Besides the integral infrastructural improvements, an emphasis has been placed on developing Shushi’s educational facilities: of the over 30 projects, 11 have focused on the educational. Destroyed or badly damaged like most everything else in the town, schools were restored or built anew by Armenia Fund to ensure that Shushi’s children had a place where they could attend classes. Today, of the 700 children attending schools in Shushi, 450 are in the Khachatur Abovyan School reconstructed by Armenia Fund.
And the progress is ongoing. The Yeznik Mozian Vocational School is a new facility where young people can learn a trade, developing practical skills in fields like carpentry, metalwork, construction technology, and machinery operation that are in demand. The only one of its kind in the region, the school is open to students from throughout Artsakh, as well as the rest of Armenia. Upon completion, graduates are able to enter the workforce, generate income, and build and provide for their family.
In a country still feeling the effects of war, some children do not receive the parental supervision they deserve. For that reason, Armenia Fund is constructing the Shushi Boarding Kindergarten – an orphanage where children receive shelter and have access to the town’s educational facilities, as well as the opportunity to attend a vocational school later in life.
Shushi’s reputation as an historical hub for Armenian culture also figures into the work that Armenia Fund does there. Most recently the reconstruction of the Shushi Culture and Education Center has sought to reestablish a base for cultural activity. The center will include arts and crafts areas, a folk music band and dance group, a puppet theater, as well as a modern, HD surround-sound movie theater. Supplemental financing from Artsakh’s government is currently going toward building a modern theater stage, as well.
These ongoing projects complement the established institutions in the town that Armenia Fund helped get back on their feet, particularly the Daniel Ghazaryan Music College and Muratsan Vocational School. In the former, puppet theater and dance rehearsals are already attended by schoolchildren and teenagers from Shushi and nearby towns.
In all, since the end of the Artsakh War, Armenia Fund and the Armenians throughout the world who donated to it, have realized over $11.5 million in infrastructural, educational, and cultural projects in Shushi. The impact on the town’s vitality is as plain as day.

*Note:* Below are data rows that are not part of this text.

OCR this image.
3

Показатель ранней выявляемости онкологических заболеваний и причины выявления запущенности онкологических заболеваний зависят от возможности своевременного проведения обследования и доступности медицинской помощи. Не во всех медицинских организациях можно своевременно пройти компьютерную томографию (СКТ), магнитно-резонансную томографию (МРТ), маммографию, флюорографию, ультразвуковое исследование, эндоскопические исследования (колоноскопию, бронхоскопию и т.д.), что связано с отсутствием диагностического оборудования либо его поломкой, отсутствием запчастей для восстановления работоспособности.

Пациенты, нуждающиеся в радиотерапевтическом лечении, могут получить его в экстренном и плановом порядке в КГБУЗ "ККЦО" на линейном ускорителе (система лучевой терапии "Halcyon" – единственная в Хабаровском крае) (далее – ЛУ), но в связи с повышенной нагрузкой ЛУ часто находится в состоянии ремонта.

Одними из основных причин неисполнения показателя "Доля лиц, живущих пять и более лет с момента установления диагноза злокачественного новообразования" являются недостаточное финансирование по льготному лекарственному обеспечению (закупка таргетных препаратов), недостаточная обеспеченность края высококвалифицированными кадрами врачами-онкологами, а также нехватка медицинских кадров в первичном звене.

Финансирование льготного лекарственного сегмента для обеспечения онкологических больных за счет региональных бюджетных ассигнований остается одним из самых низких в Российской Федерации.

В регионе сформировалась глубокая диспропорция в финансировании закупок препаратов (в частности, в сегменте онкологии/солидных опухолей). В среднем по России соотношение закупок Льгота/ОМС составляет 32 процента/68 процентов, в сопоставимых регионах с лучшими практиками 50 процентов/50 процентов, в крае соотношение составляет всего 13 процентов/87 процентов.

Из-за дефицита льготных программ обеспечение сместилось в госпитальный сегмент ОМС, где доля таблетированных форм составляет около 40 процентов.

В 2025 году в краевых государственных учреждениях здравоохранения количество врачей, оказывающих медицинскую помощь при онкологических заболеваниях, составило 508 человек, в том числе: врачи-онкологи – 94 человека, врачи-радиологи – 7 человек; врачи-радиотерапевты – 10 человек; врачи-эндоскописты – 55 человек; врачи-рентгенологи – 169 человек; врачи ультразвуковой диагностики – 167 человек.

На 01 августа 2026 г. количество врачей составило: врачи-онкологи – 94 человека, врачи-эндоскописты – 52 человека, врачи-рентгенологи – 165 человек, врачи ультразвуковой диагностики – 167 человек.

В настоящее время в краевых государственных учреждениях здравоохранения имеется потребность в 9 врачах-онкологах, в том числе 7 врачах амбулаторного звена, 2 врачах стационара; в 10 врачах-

The liberation of Shushi was a great victory. Winning the war and securing Artsakh’s independence was an even greater victory. The greatest victory will be to remember and realize what our soldiers were fighting for and what our people died for – the right to live and prosper in a free Armenian land. The work of Armenia Fund is based on a belief in that right and through their contributions, Armenians everywhere have been a continuing part of making it a reality.
Happy Shushi Liberation Day! Our progress continues.